Single by PinkPantheress

from the album To Hell with It
- Released: 7 June 2021
- Genre: UK garage
- Length: 1:38
- Label: Parlophone; Elektra;
- Songwriters: PinkPantheress; Martin Green; Mike Powell;
- Producer: PinkPantheress;

PinkPantheress singles chronology
| "Break It Off" (2021) | "Pain" (2021) | "Passion" (2021) |

= Pain (PinkPantheress song) =

2021 single by PinkPantheress

"Pain" is a song by British singer-songwriter and record producer PinkPantheress. It was released on 7 June 2021 through Elektra and Parlophone Records, as the second single from her debut mixtape To Hell with It. A snippet of the song went viral on TikTok months prior, and it subsequently peaked at number 35 on the UK Singles Chart and at number 54 in Ireland.

==Background and composition==
In early 2021, PinkPantheress started recording one song a day, taking an hour a day after coming home from university to write and record 20-second loops, which she posted as short-form videos on the social media platform TikTok to reach a wider audience. In January 2021, one of these loops, a 12-second snippet of her song "Pain", was posted to TikTok with the caption, "Day 11 of posting a song every day bc[sic] i have nothing else to do," and it quickly gained attention on the platform.

Produced by PinkPantheress, "Pain" is a UK garage song which runs for one minute and 38 seconds and samples a karaoke version (by EasyKaraoke) of "Flowers", a 2000 hit single by UK garage duo Sweet Female Attitude. On it, PinkPantheress addresses her longing for an ex over a "woozy", two-chord keyboard loop and a lofi hip hop beat, and sings "la la las" throughout the song, which were inspired by her writer's block. The piano part is a sampled version of French pianist Erik Satie's "Trois Gymnopédies".

==Reception and commercial performance==
Gigwises Joe Smith described "Pain" as "a mish-mash of Britain's urban landscapes". In September 2024, Pitchfork included "Pain" on their list of "The 100 Best Songs of the 2020s So Far", ranking it at number 90.

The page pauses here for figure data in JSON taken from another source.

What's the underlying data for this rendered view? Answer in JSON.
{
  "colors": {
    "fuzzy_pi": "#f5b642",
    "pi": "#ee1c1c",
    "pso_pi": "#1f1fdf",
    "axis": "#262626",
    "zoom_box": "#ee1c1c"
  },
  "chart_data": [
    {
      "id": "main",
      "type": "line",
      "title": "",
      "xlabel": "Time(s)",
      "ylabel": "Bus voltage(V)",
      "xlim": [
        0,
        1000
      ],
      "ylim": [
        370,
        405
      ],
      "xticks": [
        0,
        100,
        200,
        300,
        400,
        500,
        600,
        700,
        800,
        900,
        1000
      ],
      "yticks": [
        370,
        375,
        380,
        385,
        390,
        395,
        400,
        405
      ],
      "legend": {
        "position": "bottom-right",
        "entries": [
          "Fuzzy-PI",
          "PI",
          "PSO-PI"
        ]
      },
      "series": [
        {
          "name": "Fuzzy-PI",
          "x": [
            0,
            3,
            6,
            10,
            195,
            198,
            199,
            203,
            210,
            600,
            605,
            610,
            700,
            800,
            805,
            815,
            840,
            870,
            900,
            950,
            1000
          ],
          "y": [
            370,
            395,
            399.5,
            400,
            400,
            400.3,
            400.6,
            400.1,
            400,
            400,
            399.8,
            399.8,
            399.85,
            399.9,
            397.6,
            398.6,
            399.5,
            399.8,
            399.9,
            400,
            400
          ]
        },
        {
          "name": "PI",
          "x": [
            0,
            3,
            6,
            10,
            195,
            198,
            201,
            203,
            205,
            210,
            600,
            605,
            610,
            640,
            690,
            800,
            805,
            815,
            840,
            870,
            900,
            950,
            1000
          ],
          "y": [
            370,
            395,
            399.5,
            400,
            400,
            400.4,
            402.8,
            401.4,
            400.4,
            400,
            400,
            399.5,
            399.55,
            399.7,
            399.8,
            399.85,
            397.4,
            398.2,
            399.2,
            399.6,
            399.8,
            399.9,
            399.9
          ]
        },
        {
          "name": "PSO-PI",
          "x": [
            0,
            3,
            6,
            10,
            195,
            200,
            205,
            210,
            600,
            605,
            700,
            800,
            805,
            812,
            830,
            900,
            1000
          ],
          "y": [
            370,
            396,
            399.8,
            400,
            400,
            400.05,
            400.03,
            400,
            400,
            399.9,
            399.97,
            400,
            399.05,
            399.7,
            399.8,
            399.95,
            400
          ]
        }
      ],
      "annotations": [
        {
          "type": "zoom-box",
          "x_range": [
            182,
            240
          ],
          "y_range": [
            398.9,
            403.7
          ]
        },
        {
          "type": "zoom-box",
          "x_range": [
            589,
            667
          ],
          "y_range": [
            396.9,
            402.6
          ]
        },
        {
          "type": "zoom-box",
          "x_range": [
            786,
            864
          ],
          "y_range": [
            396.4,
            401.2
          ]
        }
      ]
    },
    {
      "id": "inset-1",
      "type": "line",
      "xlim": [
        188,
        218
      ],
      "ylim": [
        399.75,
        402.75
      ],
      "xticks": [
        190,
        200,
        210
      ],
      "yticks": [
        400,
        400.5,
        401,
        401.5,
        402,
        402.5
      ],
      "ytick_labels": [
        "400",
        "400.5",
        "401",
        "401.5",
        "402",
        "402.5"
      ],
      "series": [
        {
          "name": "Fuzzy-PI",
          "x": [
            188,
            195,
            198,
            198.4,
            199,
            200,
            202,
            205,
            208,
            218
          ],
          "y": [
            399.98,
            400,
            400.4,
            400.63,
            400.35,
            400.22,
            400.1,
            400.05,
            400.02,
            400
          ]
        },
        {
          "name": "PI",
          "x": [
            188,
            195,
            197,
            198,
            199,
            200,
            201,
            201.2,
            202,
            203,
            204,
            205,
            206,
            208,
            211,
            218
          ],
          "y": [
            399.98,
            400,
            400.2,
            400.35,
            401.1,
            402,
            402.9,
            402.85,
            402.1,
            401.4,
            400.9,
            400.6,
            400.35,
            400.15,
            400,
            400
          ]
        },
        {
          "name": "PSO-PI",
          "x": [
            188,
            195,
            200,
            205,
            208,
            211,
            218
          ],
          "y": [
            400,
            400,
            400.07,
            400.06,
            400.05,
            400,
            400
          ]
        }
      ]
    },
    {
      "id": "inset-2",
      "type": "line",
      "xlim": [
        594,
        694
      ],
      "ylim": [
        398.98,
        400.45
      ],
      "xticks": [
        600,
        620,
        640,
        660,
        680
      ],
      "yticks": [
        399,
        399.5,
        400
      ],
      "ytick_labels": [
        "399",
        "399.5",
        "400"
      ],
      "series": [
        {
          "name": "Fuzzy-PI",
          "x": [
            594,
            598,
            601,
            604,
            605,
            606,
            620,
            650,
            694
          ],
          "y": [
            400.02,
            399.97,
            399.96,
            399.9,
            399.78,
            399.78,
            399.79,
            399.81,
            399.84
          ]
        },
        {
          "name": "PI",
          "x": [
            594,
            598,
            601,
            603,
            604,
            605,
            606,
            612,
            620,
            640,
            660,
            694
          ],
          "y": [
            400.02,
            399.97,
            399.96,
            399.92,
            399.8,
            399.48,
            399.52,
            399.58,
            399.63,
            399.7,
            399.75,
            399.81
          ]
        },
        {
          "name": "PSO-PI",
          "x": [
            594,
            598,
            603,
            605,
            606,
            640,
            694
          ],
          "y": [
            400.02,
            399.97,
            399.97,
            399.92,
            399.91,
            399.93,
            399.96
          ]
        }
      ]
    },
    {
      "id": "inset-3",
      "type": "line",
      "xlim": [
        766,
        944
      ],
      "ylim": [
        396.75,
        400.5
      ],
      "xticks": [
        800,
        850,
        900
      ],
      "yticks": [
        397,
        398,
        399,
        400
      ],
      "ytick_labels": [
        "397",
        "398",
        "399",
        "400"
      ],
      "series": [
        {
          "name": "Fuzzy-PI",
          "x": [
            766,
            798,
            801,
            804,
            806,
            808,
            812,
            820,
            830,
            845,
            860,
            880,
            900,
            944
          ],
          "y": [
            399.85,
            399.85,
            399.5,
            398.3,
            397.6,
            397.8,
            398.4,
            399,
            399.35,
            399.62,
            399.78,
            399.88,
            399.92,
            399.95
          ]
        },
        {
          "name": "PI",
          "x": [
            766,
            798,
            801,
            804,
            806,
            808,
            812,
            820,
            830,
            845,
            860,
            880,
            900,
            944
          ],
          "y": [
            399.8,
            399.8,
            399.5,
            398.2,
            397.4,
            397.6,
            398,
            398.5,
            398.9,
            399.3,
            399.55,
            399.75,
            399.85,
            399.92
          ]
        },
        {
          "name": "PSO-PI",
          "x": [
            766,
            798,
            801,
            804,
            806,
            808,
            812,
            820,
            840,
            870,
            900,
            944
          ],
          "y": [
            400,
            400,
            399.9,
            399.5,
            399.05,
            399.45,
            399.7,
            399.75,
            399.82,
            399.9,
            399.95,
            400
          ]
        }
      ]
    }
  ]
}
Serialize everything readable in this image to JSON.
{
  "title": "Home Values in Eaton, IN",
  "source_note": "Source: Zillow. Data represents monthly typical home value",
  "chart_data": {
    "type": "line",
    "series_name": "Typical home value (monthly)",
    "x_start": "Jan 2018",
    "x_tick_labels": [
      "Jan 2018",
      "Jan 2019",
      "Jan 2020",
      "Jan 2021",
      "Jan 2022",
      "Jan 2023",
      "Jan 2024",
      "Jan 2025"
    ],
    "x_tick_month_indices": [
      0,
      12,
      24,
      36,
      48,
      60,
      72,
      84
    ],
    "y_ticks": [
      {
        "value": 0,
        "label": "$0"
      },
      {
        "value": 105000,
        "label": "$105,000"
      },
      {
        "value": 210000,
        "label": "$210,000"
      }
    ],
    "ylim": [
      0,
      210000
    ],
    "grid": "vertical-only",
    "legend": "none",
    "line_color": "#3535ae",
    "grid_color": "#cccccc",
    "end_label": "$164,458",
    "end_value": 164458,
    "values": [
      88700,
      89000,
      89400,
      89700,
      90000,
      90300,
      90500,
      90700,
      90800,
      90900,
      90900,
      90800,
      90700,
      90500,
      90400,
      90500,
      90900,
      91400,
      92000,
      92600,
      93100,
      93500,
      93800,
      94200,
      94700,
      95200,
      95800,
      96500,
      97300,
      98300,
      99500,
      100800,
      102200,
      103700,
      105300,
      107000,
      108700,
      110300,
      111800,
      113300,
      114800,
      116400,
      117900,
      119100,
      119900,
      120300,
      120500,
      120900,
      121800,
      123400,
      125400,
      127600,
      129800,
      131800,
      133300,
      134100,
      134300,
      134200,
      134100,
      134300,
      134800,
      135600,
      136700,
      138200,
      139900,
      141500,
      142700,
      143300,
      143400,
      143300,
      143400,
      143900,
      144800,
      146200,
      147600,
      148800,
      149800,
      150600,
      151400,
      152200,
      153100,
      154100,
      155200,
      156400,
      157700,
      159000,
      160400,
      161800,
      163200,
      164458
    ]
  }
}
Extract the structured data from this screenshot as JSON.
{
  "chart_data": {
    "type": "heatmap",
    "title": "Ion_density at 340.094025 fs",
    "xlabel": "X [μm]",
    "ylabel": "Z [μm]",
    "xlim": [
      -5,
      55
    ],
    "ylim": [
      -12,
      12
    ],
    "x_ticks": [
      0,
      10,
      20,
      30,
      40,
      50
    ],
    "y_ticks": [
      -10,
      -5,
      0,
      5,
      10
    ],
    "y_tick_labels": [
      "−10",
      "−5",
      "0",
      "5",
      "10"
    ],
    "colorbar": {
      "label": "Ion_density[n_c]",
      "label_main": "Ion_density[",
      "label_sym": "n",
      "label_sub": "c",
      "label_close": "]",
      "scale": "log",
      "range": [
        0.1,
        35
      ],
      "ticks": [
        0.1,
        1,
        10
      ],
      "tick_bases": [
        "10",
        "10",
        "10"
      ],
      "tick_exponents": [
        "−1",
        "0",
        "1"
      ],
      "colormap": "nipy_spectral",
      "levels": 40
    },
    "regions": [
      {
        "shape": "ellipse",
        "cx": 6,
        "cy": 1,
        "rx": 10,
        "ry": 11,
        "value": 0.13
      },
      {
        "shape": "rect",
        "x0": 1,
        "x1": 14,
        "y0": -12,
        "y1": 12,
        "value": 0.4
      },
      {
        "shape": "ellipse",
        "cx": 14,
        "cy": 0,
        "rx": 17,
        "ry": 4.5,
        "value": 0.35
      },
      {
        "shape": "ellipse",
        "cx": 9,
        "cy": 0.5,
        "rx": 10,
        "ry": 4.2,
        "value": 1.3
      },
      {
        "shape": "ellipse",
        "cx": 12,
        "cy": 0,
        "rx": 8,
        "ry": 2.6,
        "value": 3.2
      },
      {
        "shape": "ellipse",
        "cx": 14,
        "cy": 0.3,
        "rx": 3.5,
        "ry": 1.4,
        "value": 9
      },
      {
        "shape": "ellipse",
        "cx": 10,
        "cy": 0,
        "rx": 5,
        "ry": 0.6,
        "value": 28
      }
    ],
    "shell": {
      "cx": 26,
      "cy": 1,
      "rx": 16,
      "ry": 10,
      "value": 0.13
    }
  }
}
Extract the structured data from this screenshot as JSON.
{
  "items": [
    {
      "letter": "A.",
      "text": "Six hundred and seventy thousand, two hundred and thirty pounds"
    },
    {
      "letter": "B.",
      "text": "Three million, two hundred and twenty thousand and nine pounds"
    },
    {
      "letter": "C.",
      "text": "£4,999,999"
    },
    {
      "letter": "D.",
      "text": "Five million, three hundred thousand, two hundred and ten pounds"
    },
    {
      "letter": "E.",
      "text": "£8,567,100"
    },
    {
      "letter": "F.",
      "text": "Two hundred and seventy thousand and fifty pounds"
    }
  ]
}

"Pain" peaked at number 35 on the UK Singles Chart and at number 54 in Ireland.

==Credits and personnel==
- PinkPantheress – vocals, songwriting, production, programming, mastering

==Charts==

2021 chart performance for "Pain"
| Chart (2021) | Peak position |
|---|---|
| Ireland (IRMA) | 54 |
| New Zealand Hot Singles (RMNZ) | 3 |
| UK Singles (Official Charts) | 35 |

2024 chart performance for "Pain"
| Chart (2024) | Peak position |
|---|---|
| Lithuania (AGATA) | 68 |

==Certifications==

Certifications for "Pain"
| Region | Certification | Certified units/sales |
| France (SNEP) | Gold | 100,000^{‡} |
| New Zealand (RMNZ) | 2× Platinum | 60,000^{‡} |
| Poland (ZPAV) | Gold | 25,000^{‡} |
| United Kingdom (BPI) | Platinum | 600,000^{‡} |
^{‡} Sales+streaming figures based on certification alone.